There were apple and cherry trees bordering the roads and we had a small plum tree that yielded a few real fruits in the garden of the house on the hill that we had rented. It was enough for me to feel a deep kinship to Heidi. Could we have a couple of goats and a dog? I asked my mother at once.
Soon, however, my perception changed and my happiness diminished, influenced by the whispered conversations of my parents. Probably slightly better than Lebanon (which they had never visited), Cyprus, after all, was only a rock, they told each other. It could not even, like normal Swiss mountain resorts, boast real snow in winter; it was dry and in fact quite primitive. Why, the butcher had looked extremely puzzled when my mother had asked him for a whole beef fillet and had not known which part of the animal she was referring to; as for the cherries -- which I was tasting for the first time and could not get enough of -- they were rather small and hard, their colour too light, their taste slightly acid. "Remember the fat black cherries we used to eat in Lausanne?" my grandmother murmured wistfully. The milk too was thin and watery and the butter rancid. Even the best hotel in town did not offer wild strawberries and cream on its menu. Only the mosfilo, a round yellowish berry with which the Cypriots made delicious jam was worthy of their consideration.

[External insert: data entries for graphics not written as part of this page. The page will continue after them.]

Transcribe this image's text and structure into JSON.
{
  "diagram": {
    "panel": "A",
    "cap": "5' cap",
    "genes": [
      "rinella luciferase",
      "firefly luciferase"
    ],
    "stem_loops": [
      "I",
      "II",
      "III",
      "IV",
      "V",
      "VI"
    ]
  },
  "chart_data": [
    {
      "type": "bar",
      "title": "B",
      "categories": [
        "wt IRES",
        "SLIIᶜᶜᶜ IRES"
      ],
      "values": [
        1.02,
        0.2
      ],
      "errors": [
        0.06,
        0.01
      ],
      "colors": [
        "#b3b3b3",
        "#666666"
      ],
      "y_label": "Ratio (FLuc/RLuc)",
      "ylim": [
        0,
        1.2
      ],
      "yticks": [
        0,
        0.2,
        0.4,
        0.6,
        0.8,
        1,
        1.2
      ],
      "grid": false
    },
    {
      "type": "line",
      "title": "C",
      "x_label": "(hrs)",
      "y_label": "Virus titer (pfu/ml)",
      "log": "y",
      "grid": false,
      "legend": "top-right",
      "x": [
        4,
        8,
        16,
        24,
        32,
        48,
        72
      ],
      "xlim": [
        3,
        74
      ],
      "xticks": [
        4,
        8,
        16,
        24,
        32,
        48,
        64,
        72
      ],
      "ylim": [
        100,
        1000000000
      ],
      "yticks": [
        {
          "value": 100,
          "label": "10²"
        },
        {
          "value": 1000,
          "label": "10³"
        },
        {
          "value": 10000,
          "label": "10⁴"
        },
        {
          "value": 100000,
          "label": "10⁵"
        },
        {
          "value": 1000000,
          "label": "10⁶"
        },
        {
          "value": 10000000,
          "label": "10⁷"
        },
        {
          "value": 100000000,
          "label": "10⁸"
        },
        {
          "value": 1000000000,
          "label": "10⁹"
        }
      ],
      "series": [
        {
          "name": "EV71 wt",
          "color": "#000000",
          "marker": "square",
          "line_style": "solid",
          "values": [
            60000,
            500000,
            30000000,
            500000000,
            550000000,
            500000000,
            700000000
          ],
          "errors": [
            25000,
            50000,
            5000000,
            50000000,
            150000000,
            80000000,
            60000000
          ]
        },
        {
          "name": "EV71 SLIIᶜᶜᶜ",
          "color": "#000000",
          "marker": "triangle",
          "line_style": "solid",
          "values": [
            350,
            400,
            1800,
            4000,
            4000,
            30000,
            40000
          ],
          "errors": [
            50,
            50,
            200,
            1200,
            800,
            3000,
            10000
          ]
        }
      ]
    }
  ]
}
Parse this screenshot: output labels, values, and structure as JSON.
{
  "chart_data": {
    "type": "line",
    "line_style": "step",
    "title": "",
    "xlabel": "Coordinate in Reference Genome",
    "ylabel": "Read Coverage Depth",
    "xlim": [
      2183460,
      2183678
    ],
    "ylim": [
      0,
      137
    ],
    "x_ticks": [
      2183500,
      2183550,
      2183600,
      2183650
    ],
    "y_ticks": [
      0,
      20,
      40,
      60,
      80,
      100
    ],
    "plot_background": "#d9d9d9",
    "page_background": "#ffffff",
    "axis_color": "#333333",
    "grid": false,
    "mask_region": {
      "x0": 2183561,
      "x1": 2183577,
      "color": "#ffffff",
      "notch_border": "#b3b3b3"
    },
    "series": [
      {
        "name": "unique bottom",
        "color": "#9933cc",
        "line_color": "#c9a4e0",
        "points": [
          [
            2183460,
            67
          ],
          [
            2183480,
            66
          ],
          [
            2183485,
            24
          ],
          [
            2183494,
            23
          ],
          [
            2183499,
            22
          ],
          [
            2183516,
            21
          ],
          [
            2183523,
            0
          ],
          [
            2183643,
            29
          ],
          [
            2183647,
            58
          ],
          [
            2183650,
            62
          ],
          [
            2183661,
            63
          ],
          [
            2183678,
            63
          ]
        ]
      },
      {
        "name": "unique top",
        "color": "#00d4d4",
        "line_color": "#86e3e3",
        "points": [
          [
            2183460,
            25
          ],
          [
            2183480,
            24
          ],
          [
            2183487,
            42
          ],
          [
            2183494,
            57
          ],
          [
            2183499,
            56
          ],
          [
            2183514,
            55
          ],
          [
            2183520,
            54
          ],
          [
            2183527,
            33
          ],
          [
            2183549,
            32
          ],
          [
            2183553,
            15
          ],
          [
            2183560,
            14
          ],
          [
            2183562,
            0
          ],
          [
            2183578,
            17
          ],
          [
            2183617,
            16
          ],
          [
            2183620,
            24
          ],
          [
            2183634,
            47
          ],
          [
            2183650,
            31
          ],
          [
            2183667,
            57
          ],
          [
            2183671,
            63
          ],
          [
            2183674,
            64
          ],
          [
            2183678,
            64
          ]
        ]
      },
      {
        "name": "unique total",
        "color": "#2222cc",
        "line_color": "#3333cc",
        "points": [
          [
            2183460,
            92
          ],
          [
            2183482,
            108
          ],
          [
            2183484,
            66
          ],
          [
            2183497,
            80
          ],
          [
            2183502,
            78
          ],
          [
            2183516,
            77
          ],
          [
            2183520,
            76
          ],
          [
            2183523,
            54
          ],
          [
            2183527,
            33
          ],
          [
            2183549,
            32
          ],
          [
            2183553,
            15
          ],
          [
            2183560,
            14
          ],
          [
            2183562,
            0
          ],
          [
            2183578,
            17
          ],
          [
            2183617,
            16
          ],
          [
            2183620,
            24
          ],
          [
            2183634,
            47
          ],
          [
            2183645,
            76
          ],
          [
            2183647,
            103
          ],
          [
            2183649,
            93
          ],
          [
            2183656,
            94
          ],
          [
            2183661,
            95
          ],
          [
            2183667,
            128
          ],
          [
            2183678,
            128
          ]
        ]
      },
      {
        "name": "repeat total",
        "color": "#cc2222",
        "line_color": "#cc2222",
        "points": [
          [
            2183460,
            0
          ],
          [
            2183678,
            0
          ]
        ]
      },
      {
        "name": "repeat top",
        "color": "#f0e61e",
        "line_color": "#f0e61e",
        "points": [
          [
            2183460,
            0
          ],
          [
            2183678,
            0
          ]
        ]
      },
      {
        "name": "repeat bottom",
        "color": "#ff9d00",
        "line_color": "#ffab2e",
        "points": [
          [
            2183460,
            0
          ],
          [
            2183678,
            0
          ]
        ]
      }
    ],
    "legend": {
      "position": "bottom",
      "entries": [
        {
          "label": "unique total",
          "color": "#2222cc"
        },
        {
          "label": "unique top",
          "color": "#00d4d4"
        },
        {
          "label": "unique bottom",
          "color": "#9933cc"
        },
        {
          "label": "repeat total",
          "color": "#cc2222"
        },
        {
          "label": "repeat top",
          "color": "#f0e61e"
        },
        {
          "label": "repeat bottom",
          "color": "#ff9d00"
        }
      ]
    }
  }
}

In September of that year, we went with a Cypriot friend to gather wild mushrooms. I was seeing a real forest for the first time in my life and felt elated. I was sure that Heidi, too, had gone in search of mushrooms in the fall, to supplement her diet of dairy products. Then I heard my mother explaining to Mr Mikhailides that in Switzerland, the pine trees were different and that the ground there was covered with lush vegetation, as opposed to the dusty, rocky terrain on which we were trekking. My joy vanished. I imagined that Heidi's mushrooms must have been bigger and certainly more palatable. I have no recollection of the taste of the ones we gathered that day, but I clearly remember my bitter disappointment the first time I visited Switzerland.